Accounts Receivable Update, January 2026
In January 2026, TapGoods released a set of improvements to Accounts Receivable (AR) focused on making balances easier to understand, refunds more predictable, and statements more transparent.
These updates do not change how your customers pay on credit terms or how statements work day to day. Instead, they improve how credits, refunds, and payments are displayed.
This article walks through what existed before the update, what has changed, and what you may notice in your account. Use this as a reference if you see new labels, different refund behavior, or clearer payment breakdowns on statements.
Credit Deposits Are Now Shown in Credit Memos
More Clarity Surrounding Statement Payments
Refunds Are More Controlled and Predictable
Overpayments Can Be Converted to Credit Memos
Credit Deposits Are Now Shown in Credit Memos
Before the January 2026 AR update:
TapGoods displayed customer credits in multiple places:
- A Credit Deposits tab was visible alongside Credit Memos and Unapplied Payments.
- Credits were organized into different buckets depending on how they were created.

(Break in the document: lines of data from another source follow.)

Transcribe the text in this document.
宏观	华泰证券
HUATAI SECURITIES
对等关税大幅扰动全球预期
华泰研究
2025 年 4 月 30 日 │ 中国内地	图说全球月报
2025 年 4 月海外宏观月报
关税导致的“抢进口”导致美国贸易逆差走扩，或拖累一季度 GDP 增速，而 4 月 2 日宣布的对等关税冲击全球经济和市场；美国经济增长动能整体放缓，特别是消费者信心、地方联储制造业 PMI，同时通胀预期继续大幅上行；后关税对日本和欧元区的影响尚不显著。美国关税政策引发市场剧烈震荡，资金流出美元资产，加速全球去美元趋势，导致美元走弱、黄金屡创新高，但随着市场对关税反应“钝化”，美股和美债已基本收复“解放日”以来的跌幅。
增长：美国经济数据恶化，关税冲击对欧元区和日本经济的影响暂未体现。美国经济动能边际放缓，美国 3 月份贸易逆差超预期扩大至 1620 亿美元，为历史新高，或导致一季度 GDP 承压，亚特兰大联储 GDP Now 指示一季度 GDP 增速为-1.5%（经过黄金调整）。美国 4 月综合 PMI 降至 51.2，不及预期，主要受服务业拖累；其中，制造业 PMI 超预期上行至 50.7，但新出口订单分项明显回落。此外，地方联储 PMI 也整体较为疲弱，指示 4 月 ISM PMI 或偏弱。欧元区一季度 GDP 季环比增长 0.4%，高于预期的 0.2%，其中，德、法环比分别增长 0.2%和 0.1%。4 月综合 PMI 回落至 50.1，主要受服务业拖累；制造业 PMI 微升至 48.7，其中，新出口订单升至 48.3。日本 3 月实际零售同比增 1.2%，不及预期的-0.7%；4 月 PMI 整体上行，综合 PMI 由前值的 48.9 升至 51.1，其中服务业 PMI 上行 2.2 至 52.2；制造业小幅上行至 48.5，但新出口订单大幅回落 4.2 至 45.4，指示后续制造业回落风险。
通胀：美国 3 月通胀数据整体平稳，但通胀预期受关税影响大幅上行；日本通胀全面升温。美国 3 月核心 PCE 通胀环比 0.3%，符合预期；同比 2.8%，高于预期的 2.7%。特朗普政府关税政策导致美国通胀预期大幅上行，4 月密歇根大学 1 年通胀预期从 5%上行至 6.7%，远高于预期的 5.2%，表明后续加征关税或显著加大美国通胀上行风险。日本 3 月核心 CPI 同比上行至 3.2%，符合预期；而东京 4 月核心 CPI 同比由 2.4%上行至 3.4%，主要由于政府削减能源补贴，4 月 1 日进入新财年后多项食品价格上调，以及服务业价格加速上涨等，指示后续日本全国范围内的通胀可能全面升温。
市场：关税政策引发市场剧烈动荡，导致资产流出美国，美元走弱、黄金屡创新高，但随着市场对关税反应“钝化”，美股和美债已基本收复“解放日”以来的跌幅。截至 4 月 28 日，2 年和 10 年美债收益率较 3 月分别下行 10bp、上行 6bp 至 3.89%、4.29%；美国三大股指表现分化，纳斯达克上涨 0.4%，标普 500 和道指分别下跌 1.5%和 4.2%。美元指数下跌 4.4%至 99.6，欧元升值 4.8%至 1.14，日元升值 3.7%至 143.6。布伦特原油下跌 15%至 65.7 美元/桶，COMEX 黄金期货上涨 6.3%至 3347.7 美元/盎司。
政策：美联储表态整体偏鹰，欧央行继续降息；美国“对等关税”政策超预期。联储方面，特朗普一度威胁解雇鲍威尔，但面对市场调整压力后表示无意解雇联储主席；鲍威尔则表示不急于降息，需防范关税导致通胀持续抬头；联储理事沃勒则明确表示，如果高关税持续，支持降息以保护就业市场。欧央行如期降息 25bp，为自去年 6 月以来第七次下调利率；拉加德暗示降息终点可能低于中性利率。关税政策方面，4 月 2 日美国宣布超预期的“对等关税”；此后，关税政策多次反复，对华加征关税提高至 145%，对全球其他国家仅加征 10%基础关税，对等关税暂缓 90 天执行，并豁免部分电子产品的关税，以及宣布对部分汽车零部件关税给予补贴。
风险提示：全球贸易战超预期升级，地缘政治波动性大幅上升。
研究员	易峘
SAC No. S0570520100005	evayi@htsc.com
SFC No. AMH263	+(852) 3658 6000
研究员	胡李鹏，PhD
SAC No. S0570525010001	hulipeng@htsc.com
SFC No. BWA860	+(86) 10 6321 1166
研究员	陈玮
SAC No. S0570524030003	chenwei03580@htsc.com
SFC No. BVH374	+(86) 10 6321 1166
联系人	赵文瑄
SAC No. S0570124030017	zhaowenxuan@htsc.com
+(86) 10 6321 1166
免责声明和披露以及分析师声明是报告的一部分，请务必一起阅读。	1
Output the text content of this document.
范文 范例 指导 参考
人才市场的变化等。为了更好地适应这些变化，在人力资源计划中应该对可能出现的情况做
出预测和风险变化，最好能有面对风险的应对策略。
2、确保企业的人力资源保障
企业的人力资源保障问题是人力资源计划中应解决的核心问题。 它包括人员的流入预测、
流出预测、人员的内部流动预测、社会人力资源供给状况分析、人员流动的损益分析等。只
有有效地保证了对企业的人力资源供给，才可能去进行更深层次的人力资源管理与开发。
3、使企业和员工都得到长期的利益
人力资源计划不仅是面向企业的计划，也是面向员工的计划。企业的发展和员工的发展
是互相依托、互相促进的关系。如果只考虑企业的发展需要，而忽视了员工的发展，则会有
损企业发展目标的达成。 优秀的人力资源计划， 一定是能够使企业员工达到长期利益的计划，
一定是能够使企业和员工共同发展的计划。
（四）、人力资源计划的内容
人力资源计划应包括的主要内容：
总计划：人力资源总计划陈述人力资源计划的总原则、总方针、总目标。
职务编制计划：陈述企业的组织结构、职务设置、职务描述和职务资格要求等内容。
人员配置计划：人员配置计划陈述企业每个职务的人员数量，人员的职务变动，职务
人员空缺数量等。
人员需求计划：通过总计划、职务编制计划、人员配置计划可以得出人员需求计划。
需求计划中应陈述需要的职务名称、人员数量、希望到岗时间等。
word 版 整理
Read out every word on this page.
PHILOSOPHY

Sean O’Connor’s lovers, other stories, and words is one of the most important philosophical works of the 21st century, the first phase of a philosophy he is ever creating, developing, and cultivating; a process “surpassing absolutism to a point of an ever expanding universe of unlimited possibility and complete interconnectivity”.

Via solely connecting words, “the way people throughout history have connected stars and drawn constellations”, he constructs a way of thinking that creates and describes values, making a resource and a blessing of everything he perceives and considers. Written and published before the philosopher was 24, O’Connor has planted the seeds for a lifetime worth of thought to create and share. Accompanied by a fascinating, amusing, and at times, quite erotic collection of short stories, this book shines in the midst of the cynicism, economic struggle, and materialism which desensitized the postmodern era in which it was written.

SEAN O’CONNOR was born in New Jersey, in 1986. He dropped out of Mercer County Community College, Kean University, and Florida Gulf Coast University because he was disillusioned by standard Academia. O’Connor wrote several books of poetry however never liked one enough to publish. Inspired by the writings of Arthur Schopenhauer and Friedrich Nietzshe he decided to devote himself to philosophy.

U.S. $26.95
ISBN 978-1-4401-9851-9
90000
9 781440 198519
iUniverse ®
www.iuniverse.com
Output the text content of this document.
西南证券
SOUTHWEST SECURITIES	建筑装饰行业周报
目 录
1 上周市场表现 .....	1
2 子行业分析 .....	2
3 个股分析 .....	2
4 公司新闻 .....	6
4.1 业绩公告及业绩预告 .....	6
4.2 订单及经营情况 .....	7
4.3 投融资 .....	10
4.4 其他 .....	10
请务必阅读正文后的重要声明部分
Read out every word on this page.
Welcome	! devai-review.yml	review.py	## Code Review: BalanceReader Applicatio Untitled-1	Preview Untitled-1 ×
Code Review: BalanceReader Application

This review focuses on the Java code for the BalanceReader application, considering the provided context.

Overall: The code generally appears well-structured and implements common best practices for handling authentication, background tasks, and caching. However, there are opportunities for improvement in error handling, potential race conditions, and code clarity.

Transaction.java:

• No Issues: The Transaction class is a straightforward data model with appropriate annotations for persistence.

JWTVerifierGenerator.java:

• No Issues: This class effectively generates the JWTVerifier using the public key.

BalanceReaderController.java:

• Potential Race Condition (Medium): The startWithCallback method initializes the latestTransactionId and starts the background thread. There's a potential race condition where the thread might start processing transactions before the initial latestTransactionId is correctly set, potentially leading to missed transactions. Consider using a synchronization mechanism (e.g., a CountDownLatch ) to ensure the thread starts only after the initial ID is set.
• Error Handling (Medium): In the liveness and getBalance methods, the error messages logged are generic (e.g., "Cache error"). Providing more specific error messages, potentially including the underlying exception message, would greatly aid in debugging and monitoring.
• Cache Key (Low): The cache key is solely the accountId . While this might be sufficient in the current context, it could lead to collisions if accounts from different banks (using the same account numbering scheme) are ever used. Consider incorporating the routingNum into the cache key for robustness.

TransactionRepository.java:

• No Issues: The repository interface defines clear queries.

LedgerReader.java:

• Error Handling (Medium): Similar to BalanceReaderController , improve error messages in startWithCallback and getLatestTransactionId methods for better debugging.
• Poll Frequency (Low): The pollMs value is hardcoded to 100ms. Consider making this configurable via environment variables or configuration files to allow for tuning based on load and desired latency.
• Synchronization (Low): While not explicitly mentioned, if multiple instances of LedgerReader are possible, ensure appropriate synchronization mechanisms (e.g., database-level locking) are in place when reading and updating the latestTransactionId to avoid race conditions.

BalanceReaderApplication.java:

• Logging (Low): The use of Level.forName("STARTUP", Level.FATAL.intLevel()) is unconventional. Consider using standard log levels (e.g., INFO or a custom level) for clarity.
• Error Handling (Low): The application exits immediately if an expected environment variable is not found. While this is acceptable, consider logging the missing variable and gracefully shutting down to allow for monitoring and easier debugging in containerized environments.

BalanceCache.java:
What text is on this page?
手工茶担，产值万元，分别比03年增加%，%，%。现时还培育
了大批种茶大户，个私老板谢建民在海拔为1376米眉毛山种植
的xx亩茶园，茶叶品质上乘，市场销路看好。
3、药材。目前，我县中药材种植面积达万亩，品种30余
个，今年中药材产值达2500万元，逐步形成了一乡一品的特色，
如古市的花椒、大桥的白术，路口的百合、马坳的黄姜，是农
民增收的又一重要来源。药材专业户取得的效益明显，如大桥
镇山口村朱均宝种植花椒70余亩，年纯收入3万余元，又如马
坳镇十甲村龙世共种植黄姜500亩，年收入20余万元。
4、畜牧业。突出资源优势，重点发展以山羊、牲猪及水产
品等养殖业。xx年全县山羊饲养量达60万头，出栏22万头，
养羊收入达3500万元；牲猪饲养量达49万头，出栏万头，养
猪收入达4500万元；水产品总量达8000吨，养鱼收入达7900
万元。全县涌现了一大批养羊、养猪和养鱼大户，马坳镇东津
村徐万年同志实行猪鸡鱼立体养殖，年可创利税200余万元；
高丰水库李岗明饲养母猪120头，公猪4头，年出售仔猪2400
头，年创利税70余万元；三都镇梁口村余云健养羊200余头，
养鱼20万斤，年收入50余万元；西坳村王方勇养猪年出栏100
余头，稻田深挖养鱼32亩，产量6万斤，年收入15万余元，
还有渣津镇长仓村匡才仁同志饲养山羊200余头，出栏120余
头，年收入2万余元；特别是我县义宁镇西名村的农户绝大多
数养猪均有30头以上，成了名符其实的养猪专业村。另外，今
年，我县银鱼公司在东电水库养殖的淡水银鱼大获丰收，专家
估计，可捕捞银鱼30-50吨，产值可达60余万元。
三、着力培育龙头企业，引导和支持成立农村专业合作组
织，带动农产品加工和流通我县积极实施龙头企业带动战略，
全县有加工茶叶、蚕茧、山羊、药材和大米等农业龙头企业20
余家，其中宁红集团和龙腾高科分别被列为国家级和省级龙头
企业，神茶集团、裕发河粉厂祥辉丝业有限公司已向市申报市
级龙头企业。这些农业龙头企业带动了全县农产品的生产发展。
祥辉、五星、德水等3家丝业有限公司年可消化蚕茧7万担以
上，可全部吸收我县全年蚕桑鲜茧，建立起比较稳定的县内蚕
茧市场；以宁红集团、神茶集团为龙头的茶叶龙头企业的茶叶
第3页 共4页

- This sometimes made it harder to understand where a customer’s available credit actually lived or how it would be applied.
In the screenshot above, you can see the Credit Deposits tab listed separately in the navigation bar.
After the January 2026 AR update:
After the update, Credit Deposits are now fully represented in Credit Memos.
- The Credit Deposits tab no longer appears.
- Any existing Credit Deposits are now shown in Credit Memos.
- All customer credits now live in one place under Credit Memos, making balances easier to review and manage.
In the updated screenshot, you’ll notice that only Credit Memos and Debit Memos remain, simplifying the navigation and reducing confusion.
This change does not affect how credits apply to statements or customer balances. It improves consistency and visibility.
More Clarity Surrounding Statement Payments
Before January 2026 AR Update:
Before the January 2026 AR update, the AR statements tab showed the total amount, the amount paid on that statement, and the remaining balance.
However, when a payment was applied across multiple statements, there was no visibility into how much of a statement’s balance was affected by payments made on other statements. This could make balances feel confusing when:
- A payment was applied to an older statement first
- Multiple statements referenced the same orders
- A statement balance changed after paying a different statement
In the screenshot above, notice that the statement table shows only Total, Paid, and Balance Due, with no indication of payments applied from other statements.
After January, 2026 AR Update:
After the update, statements now include a new column: Paid on Other Statements.
This column shows how much of a statement’s balance was affected by payments that were applied to other statements. Because payments always apply to the oldest outstanding charges first, a single payment can impact multiple statements.
In the updated screenshot, you can now see:
- Paid – Payments made directly on this statement
- Paid on Other Statements – Payments applied elsewhere that affected this statement’s balance
- Balance Due – The remaining amount after all payments are applied
This added visibility makes it easier to quickly understand why a balance changed and where payments were applied.
Refunds Are More Controlled and Predictable
Before January 2026 AR Update:
Previously, it was possible to refund an order directly into a Company Credit, even when the original payment was made using Credit Terms. In some cases, this created confusing balances, leftover credits, and difficult-to-track revenue when orders or payments changed.
After January 2026 AR Update:
Going forward:
- Refunds can be returned to the original payment method.
- Refunds can only be returned to a customer’s Credit Term balance if Credit Terms were originally used to pay for the order.
- The ability to refund using Company Credit has been removed from TapGoods entirely.
This change prevents accidental credits, keeps balances cleaner, and makes it easier to understand how refunds impact statements and customer balances.
Overpayments Can Be Converted to Credit Memos
Before January 2026 AR Update:
Before the January 2026 AR update, credits could be created in multiple ways, including directly during refund actions. This sometimes resulted in leftover credits that were difficult to trace back to a specific overpayment or transaction.
After January 2026 AR Update:
After the update, Credit Memos are created intentionally from actual overpayments.
If a payment or refund results in a negative balance due (meaning the customer has overpaid), you can convert that overpayment into a Credit Memo.
This keeps credits tied to real overpayments and makes balances easier to understand.
How this works:
- A customer makes a payment or receives a refund.
- The statement balance becomes negative (overpaid).
You convert the overpayment into a Credit Memo from the Statement. - The Credit Memo can be applied to future statements or charges.